Simply put, Nitzer Ebb’s ‘Industrial Complex’ is a real stormer. Right from the opening moments of ‘Promises’, the listener is pushed into a whirlpool of pure industrial punk with unrelenting beats, squelching electronic madness and Douglas McCarthy’s’ haunting vocals. The follow-up, ‘Once You Say’ has an equally addictive quality. It displays just how influential Ebb are to all walks of life within the industrial and electronic scene – everyone from Nine Inch Nails to Depeche Mode and 16Volt (so really, anyone ever worth their wires) have name-checked the band for their skill and diversity. On this track, pop-style overtakes the coldwave edge of the opener and opens up the band to a new fanbase.
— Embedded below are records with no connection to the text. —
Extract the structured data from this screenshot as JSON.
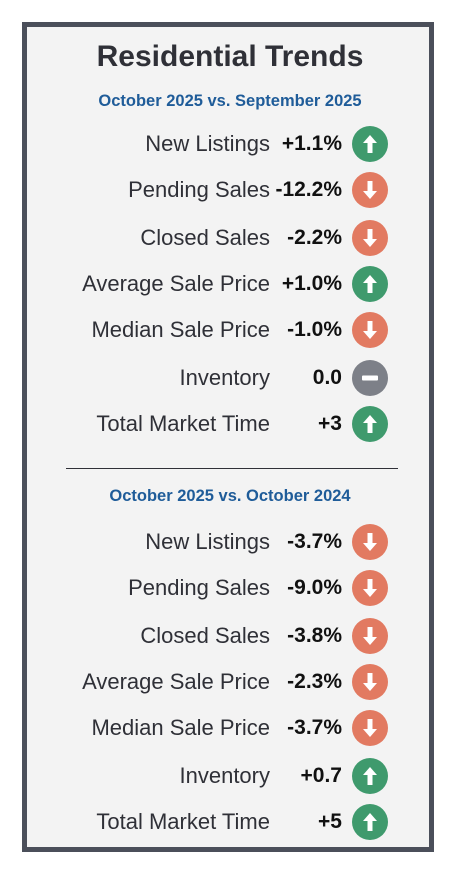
{
  "title": "Residential Trends",
  "sections": [
    {
      "subtitle": "October 2025 vs. September 2025",
      "rows": [
        {
          "label": "New Listings",
          "value": "+1.1%",
          "trend": "up",
          "icon": "arrow-up-icon"
        },
        {
          "label": "Pending Sales",
          "value": "-12.2%",
          "trend": "down",
          "icon": "arrow-down-icon"
        },
        {
          "label": "Closed Sales",
          "value": "-2.2%",
          "trend": "down",
          "icon": "arrow-down-icon"
        },
        {
          "label": "Average Sale Price",
          "value": "+1.0%",
          "trend": "up",
          "icon": "arrow-up-icon"
        },
        {
          "label": "Median Sale Price",
          "value": "-1.0%",
          "trend": "down",
          "icon": "arrow-down-icon"
        },
        {
          "label": "Inventory",
          "value": "0.0",
          "trend": "flat",
          "icon": "minus-icon"
        },
        {
          "label": "Total Market Time",
          "value": "+3",
          "trend": "up",
          "icon": "arrow-up-icon"
        }
      ]
    },
    {
      "subtitle": "October 2025 vs. October 2024",
      "rows": [
        {
          "label": "New Listings",
          "value": "-3.7%",
          "trend": "down",
          "icon": "arrow-down-icon"
        },
        {
          "label": "Pending Sales",
          "value": "-9.0%",
          "trend": "down",
          "icon": "arrow-down-icon"
        },
        {
          "label": "Closed Sales",
          "value": "-3.8%",
          "trend": "down",
          "icon": "arrow-down-icon"
        },
        {
          "label": "Average Sale Price",
          "value": "-2.3%",
          "trend": "down",
          "icon": "arrow-down-icon"
        },
        {
          "label": "Median Sale Price",
          "value": "-3.7%",
          "trend": "down",
          "icon": "arrow-down-icon"
        },
        {
          "label": "Inventory",
          "value": "+0.7",
          "trend": "up",
          "icon": "arrow-up-icon"
        },
        {
          "label": "Total Market Time",
          "value": "+5",
          "trend": "up",
          "icon": "arrow-up-icon"
        }
      ]
    }
  ],
  "colors": {
    "up": "#3f9a6d",
    "down": "#e27a61",
    "flat": "#7d8088",
    "subtitle": "#1f5c99",
    "border": "#4b4f5a"
  }
}
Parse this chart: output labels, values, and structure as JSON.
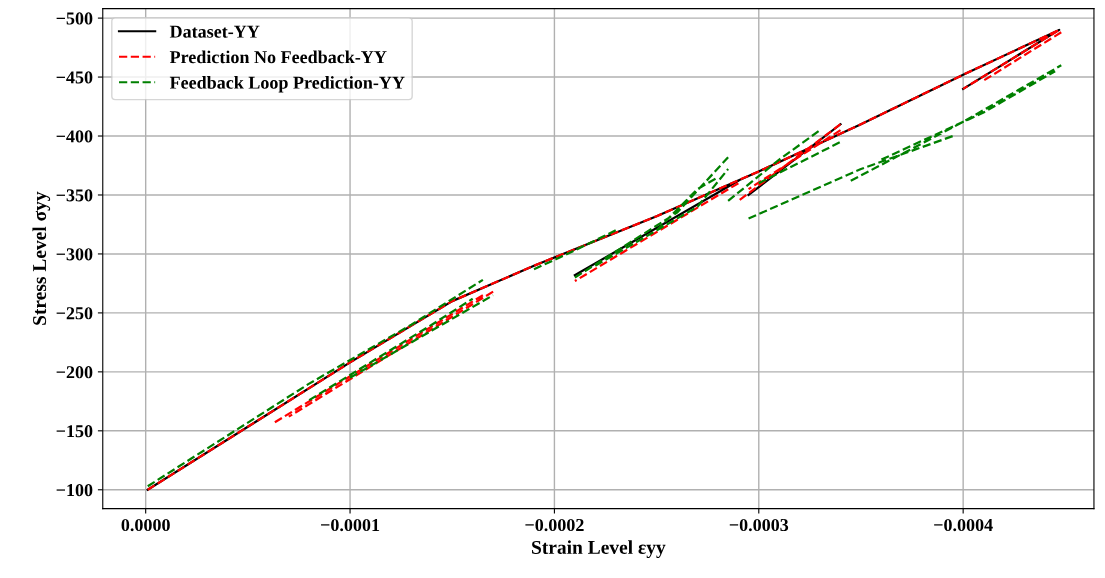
{
  "chart_data": {
    "type": "line",
    "xlabel": "Strain Level εyy",
    "ylabel": "Stress Level σyy",
    "xlim": [
      2.1e-05,
      -0.000464
    ],
    "ylim": [
      -84,
      -508
    ],
    "xticks": [
      {
        "value": 0,
        "label": "0.0000"
      },
      {
        "value": -0.0001,
        "label": "−0.0001"
      },
      {
        "value": -0.0002,
        "label": "−0.0002"
      },
      {
        "value": -0.0003,
        "label": "−0.0003"
      },
      {
        "value": -0.0004,
        "label": "−0.0004"
      }
    ],
    "yticks": [
      {
        "value": -100,
        "label": "−100"
      },
      {
        "value": -150,
        "label": "−150"
      },
      {
        "value": -200,
        "label": "−200"
      },
      {
        "value": -250,
        "label": "−250"
      },
      {
        "value": -300,
        "label": "−300"
      },
      {
        "value": -350,
        "label": "−350"
      },
      {
        "value": -400,
        "label": "−400"
      },
      {
        "value": -450,
        "label": "−450"
      },
      {
        "value": -500,
        "label": "−500"
      }
    ],
    "grid": true,
    "legend": "top left",
    "series": [
      {
        "name": "Dataset-YY",
        "color": "#000000",
        "line_style": "solid",
        "x": [
          -1e-06,
          -0.0001,
          -0.00015,
          -0.00019,
          -0.00025,
          -0.0003,
          -0.00035,
          -0.0004,
          -0.000447,
          -0.0004,
          null,
          -0.00034,
          -0.000295,
          null,
          -0.00029,
          -0.00021
        ],
        "values": [
          -100,
          -208,
          -260,
          -290,
          -332,
          -370,
          -410,
          -452,
          -490,
          -440,
          null,
          -410,
          -350,
          null,
          -362,
          -282
        ]
      },
      {
        "name": "Prediction No Feedback-YY",
        "color": "#ff0000",
        "line_style": "dashed",
        "x": [
          -1e-06,
          -0.0001,
          -0.00015,
          -0.00019,
          -0.00025,
          -0.0003,
          -0.00035,
          -0.0004,
          -0.000447,
          -0.0004,
          null,
          -0.000448,
          -0.00041,
          null,
          -0.00034,
          -0.00029,
          null,
          -0.00034,
          -0.000295,
          null,
          -0.00029,
          -0.00021,
          null,
          -0.000165,
          -6.3e-05,
          null,
          -0.00017,
          -7e-05
        ],
        "values": [
          -100,
          -208,
          -260,
          -290,
          -332,
          -370,
          -410,
          -452,
          -490,
          -440,
          null,
          -488,
          -447,
          null,
          -410,
          -345,
          null,
          -405,
          -355,
          null,
          -360,
          -277,
          null,
          -265,
          -157,
          null,
          -268,
          -162
        ]
      },
      {
        "name": "Feedback Loop Prediction-YY",
        "color": "#008000",
        "line_style": "dashed",
        "x": [
          -1e-06,
          -8e-05,
          -0.00013,
          -0.000165,
          null,
          -8e-05,
          -0.00014,
          -0.00016,
          null,
          -0.0001,
          -0.00014,
          -0.00017,
          null,
          -0.00019,
          -0.00021,
          -0.00023,
          null,
          -0.00021,
          -0.00026,
          -0.000285,
          null,
          -0.00022,
          -0.00027,
          -0.000285,
          null,
          -0.00025,
          -0.00027,
          -0.00028,
          null,
          -0.000295,
          -0.00035,
          -0.000395,
          null,
          -0.000285,
          -0.00031,
          -0.00033,
          null,
          -0.000345,
          -0.0004,
          -0.000448,
          null,
          -0.00036,
          -0.00041,
          -0.000445,
          null,
          -0.0003,
          -0.00034
        ],
        "values": [
          -103,
          -190,
          -240,
          -278,
          null,
          -176,
          -240,
          -262,
          null,
          -195,
          -235,
          -265,
          null,
          -287,
          -303,
          -320,
          null,
          -280,
          -335,
          -382,
          null,
          -290,
          -340,
          -372,
          null,
          -320,
          -355,
          -365,
          null,
          -330,
          -372,
          -400,
          null,
          -345,
          -380,
          -405,
          null,
          -362,
          -412,
          -460,
          null,
          -380,
          -420,
          -455,
          null,
          -360,
          -395
        ]
      }
    ]
  }
}
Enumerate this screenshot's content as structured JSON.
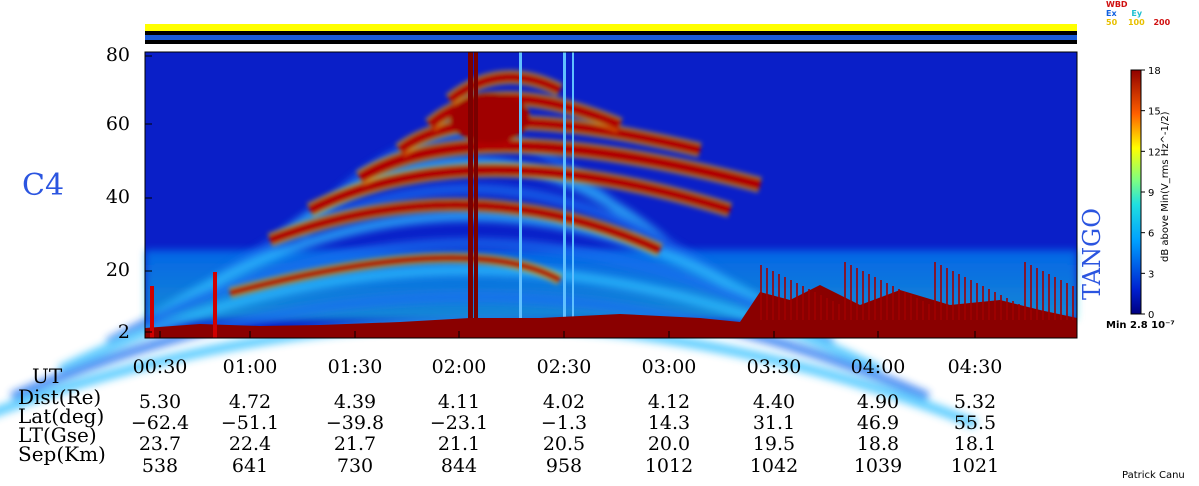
{
  "chart_data": {
    "type": "heatmap",
    "spacecraft": "C4",
    "instrument": "TANGO",
    "colorbar": {
      "label": "dB above Min(V_rms Hz^-1/2)",
      "ticks": [
        0,
        3,
        6,
        9,
        12,
        15,
        18
      ],
      "min_text": "Min 2.8 10⁻⁷"
    },
    "y_axis": {
      "ticks": [
        "2",
        "20",
        "40",
        "60",
        "80"
      ],
      "ylim": [
        2,
        80
      ]
    },
    "x_axis": {
      "row_label": "UT",
      "ticks": [
        "00:30",
        "01:00",
        "01:30",
        "02:00",
        "02:30",
        "03:00",
        "03:30",
        "04:00",
        "04:30"
      ]
    },
    "ephemeris": [
      {
        "label": "Dist(Re)",
        "values": [
          "5.30",
          "4.72",
          "4.39",
          "4.11",
          "4.02",
          "4.12",
          "4.40",
          "4.90",
          "5.32"
        ]
      },
      {
        "label": "Lat(deg)",
        "values": [
          "−62.4",
          "−51.1",
          "−39.8",
          "−23.1",
          "−1.3",
          "14.3",
          "31.1",
          "46.9",
          "55.5"
        ]
      },
      {
        "label": "LT(Gse)",
        "values": [
          "23.7",
          "22.4",
          "21.7",
          "21.1",
          "20.5",
          "20.0",
          "19.5",
          "18.8",
          "18.1"
        ]
      },
      {
        "label": "Sep(Km)",
        "values": [
          "538",
          "641",
          "730",
          "844",
          "958",
          "1012",
          "1042",
          "1039",
          "1021"
        ]
      }
    ],
    "mode_legend": {
      "row1": "WBD",
      "row2": [
        "Ex",
        "Ey"
      ],
      "row3": [
        "50",
        "100",
        "200"
      ]
    },
    "credit": "Patrick Canu"
  },
  "colors": {
    "label_blue": "#2b55e0",
    "legend_red": "#d01010",
    "legend_blue": "#1060e0",
    "legend_cyan": "#20c0d0",
    "legend_yellow": "#e8c000"
  }
}
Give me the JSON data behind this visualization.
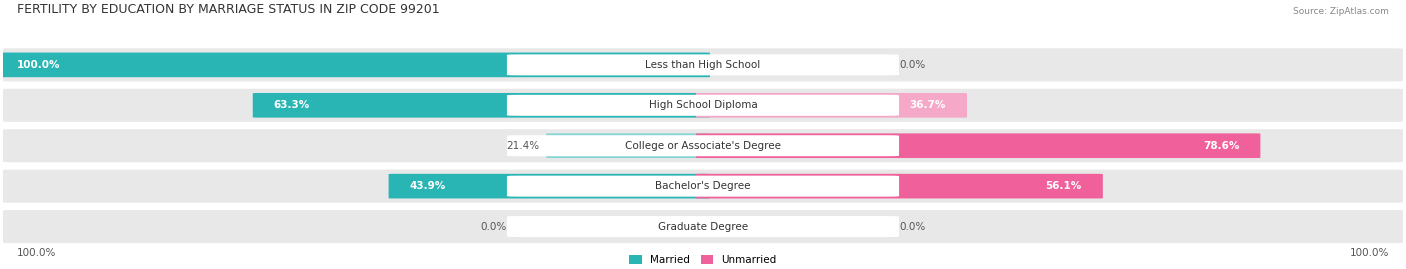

‘Never Known’ strikes much harder with some intelligent drum work and haunting Tom Waits-esque vocals – it’s one of the strongest tracks on the album (taking into account the unusually heartfelt lyrics: ‘I came 2,000 miles for just one of your smiles’) and it really sets the blueprint for modern industrial rock – the acoustic instrumentation balances incredibly well with the blistering dark electro noise.
‘Going Away’ continues to explore the more personal themes of ‘Industrial Complex’ – there seems to be overriding ideas of isolation and the darker side of relationships on offer here – standout moments include the touching synth work and soft vocal tones. This is arguably the most sensitive track the group have written and for most Ebbheads it will be a welcome addition to this record.
This strong theme of relationships strikes again for ‘Hit You Back’, though this time it’s a proper electro stomper that strikes in all the right places (no pun intended), it incorporates the lighter side of the earlier tracks with the raw industrial sound that will always be associated with this cult act.
‘Payroll’ is definitely our standout track from the record – it’s almost Prodigy-esque in its venomous techno-punk delivery – this one’s going to be a live favourite and it should see strong rotation on any self-respecting DJ’s list – there’s tasty rock bits, dashes of EBM and unrelenting electronic, synth-drenched fury throughout. Nice.
Meanwhile, ‘Down On Your Knees’ slows things again – it’s a straight and true synthpop masterstroke that will burrow its way into your subconscious and stay there for days – it’s one of the more dancefloor-friendly tunes on the record. The next tune, ‘I Don’t Know You’ is about as close to sugary-sweet pop the Ebb will ever come and it’s definitely different to what many will expect – people might say it’s the disk’s weakest track but it really is open to interpretation and the band’s increasingly wide fanbase.
‘My Door Is Open’ again, is an honest and unadulterated foray into the underground with heavy-hitting and sharp electro-rock sounds while ‘I Am Undone’ is the ultimate industrial ballad (yes, it rivals anything NIN and Reznor have done) – it should go down a treat live, the keyboards are enchanting while the vocals portray a variety of emotions, laid upon a bed of strong beats.
‘Kiss Kiss Bang Bang’ presents another dip into the world of cyberpunk – it’s brutal and built for raccous and sweaty dance-offs. Electronic and acoustic percussion take presidence here while synths work very well and add a real sense of chaos and drive to the music.
The final offering on this is ‘Travelling’ and it’s one of the most experimental songs on here, while there’s an overriding pop sheen to this stuff, it’s still got the deep and dirty feel that will hook fans of everything from the aforementioned NIN to Gary Numan via The Cure. This is the real deal and without Nitzer Ebb industrial really would be a hollow genre. This album is about substance and diversity – it provides these things and offers a whole lot more. Nitzer Ebb rock harder than they have before, and they certainly take a more commercial turn than on previous outings but it’s all in the name of staying vibrant and original. Good work lads.